27

No, please, Mrs. Hauser. I can find my way out. This has been really helpful. Thank you.”

I left Mrs. Hauser sitting in her silky purple cloud under the springbok so that she didn’t have to battle her arthritis just to walk me to the door.

But her words accompanied me, and although I didn’t doubt her, it was hard to picture my parents fighting in public. And even harder to imagine my mother calling Malcolm a boob.

If I were a normal girl, it might even have made me laugh just a little. It sounded so… immature. Malcolm was one of the smartest men in the western hemisphere. Even when he was wrong, every decision he made was well thought out and reasoned. My mother must have been truly furious. So the word boob was nothing more than a clue that didn’t lead anywhere.

Next I spent some time turning over the phrase rearranging the finances.

Had my parents’ fight centered on Royal Rampling, the man who was suing my mother for fifty million dollars? His name gave me serious twists in my stomach. I can’t even begin to explain why. But the fact is, if my father thought that we might lose the lawsuit, “rearranging the finances” could have been a way to protect the family from a crushing financial blow.

Then I had another thought.

Did this have something to do with Uncle Peter and the company he and my father owned? I thought about what Caputo had asked Samantha: Who stands to benefit from the deaths of these people?

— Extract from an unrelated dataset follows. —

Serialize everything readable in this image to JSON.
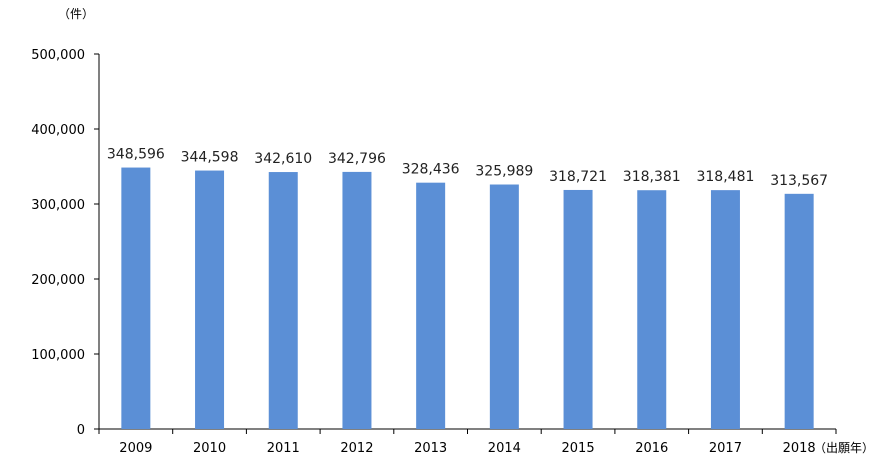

Samantha didn’t know, and even if she did, she would die before she would discuss my parents’ private business. But honestly, it was obvious that my uncle Peter had the most to gain. With my father’s death, he would become the sole head and major stockholder of Angel Pharma. That would not be small change.

As far as I knew, Uncle Peter didn’t have a key to our apartment. And if he had come to the apartment late that night, Maud would have thrown him out of her room, not knocked back a shot of poison.

I closed Mrs. Hauser’s door and pushed the elevator call button. The doors opened immediately, and inside the elevator was another of our neighbors.

His name is Morris Sampson, and I hate him.

I don’t use the word hate lightly. In fact, I can’t think of another person I hate as much as Morris Sampson.

If hate could kill, Morris Sampson would be dead.